Put the two yagis, one for 2m and one for 70cm, on a single boom, but cross polarised to minimize interaction (i.e. on is horizontally polarized, the other is vertically polarized). Both yagis are assumed to have 50 ohm impedance at the design frequency.

Now measure or calculate the input impedance of the 2m yagi at 435 MHz (middle of 70cm band). Hopefully this will be something other than 50 ohms - ideally we would like a SWR of 10:1 or higher, although 5:1 would probably suffice. Use a Smith Chart to calculate how much 50-ohm coax is required to transform this impedance to resonance (i.e. no reactive component) with a high resistive component, and attach this much coax to the feedpoint of the 2m beam. Measuring the impedance at the other end of the coax, you should find it has a high resisitive component (500 ohms if the original SWR was 10:1).

Repeat the process, calculating or measuring the input impedance of the 70cm yagi on 145 MHz and using the Smith Chart to calculate how much 50-ohm coax is required to bring it to a high resistance, zero reactance point. Attach this much coax to the feedpoint of the 70cm yagi (taking into account the velocity factor of the coax, of course).

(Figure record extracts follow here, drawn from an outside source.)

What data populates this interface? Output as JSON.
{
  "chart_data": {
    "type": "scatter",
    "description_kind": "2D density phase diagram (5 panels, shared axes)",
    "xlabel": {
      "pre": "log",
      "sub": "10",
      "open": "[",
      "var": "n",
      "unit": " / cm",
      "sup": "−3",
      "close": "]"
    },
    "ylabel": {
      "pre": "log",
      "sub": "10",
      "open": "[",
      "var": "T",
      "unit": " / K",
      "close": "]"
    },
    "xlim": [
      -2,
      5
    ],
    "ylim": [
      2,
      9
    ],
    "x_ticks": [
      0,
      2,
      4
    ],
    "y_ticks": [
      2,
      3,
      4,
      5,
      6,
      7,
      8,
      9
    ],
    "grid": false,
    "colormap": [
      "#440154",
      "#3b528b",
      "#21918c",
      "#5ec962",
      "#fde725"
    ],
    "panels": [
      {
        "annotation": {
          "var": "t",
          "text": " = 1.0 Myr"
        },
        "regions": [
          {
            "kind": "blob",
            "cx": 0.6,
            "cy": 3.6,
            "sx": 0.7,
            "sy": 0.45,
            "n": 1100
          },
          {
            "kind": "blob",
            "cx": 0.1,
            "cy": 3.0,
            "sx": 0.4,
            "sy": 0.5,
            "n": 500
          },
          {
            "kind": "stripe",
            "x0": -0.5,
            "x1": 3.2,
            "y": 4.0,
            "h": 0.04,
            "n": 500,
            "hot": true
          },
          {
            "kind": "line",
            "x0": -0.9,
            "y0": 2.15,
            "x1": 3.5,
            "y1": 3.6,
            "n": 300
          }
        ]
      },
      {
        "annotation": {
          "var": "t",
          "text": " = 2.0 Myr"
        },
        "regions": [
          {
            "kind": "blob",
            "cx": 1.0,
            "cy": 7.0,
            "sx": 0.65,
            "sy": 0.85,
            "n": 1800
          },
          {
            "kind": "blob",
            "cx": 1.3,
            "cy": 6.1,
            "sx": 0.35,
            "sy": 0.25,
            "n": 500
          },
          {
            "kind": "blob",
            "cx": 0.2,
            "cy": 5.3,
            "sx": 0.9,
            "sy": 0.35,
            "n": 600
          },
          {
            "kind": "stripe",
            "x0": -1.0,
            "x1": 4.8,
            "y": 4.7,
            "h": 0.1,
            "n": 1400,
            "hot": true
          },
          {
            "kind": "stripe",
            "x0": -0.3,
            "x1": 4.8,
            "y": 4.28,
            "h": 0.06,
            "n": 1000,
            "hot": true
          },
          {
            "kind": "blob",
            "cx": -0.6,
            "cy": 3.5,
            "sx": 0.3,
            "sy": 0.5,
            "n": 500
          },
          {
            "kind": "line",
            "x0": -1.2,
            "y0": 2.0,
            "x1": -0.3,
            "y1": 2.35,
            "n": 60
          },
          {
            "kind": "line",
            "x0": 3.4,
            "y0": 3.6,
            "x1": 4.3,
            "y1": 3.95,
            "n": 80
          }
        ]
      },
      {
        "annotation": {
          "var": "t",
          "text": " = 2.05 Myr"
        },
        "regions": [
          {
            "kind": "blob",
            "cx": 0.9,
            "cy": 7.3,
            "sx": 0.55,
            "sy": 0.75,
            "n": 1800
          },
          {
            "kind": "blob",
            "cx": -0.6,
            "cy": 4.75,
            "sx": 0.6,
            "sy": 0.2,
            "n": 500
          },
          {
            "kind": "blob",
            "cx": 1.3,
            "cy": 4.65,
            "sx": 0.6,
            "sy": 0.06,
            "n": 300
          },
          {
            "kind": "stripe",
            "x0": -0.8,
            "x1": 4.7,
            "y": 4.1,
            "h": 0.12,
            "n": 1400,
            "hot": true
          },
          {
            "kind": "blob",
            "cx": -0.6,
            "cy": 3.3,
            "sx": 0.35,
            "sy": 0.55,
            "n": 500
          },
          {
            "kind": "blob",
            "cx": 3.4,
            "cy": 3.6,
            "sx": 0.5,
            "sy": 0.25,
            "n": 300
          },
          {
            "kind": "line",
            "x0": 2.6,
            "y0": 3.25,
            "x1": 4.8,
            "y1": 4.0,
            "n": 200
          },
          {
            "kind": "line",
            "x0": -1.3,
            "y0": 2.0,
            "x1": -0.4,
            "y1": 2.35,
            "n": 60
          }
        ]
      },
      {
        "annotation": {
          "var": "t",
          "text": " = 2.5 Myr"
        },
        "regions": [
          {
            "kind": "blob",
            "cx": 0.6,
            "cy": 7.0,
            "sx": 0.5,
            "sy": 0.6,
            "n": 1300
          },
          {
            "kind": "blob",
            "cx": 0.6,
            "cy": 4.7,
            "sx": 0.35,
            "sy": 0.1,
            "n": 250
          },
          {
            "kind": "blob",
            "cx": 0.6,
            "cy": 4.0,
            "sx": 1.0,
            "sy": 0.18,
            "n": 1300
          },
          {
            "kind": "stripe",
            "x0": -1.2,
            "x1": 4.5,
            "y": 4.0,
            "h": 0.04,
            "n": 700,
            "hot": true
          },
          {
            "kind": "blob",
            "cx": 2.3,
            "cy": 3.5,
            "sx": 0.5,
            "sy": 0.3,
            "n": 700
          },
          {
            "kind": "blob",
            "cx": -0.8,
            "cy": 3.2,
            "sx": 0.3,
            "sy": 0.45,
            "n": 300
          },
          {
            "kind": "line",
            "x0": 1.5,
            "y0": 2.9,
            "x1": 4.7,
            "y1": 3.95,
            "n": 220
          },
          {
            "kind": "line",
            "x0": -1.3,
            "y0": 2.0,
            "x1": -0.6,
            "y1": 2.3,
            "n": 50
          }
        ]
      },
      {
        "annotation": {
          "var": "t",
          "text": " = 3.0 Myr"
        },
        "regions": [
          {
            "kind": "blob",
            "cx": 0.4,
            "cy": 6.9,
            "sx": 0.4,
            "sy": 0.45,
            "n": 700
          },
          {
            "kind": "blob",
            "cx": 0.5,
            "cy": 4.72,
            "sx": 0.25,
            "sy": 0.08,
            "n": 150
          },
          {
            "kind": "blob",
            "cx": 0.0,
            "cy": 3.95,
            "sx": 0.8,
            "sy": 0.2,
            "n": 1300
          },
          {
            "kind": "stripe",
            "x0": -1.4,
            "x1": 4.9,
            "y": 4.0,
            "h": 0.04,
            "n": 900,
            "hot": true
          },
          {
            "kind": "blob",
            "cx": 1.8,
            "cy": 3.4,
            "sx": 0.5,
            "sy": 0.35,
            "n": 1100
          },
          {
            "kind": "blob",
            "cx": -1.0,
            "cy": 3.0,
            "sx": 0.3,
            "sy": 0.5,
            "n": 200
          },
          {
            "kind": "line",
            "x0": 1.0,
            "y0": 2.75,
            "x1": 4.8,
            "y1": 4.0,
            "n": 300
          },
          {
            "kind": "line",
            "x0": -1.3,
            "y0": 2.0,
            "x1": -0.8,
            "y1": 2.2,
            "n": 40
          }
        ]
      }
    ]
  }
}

Then simply connect the free ends of the coax cables in parallel, and feed the combined antenna at this point. (You could use a "T" connector if you wanted). Each will have a 50 ohm impedance on the band for which the yagi was designed, but a high impedance (500 ohms or more, with luck) on the other band. This means that 90% of the power will go to the "correct" yagi, with 10% going to the other. Admittedly the 10% that goes to the "wrong" yagi will probably spoil the f/b ratio, but it will have very little effect on the gain of the yagi - less that 0.5 dB down if the impedances on the "wrong" bands are 500 ohms or more.  

Note that if the SWR of either antenna when measured on the "wrong" band is less than 5:1 then this method won't work, you'll need a proper duplexer.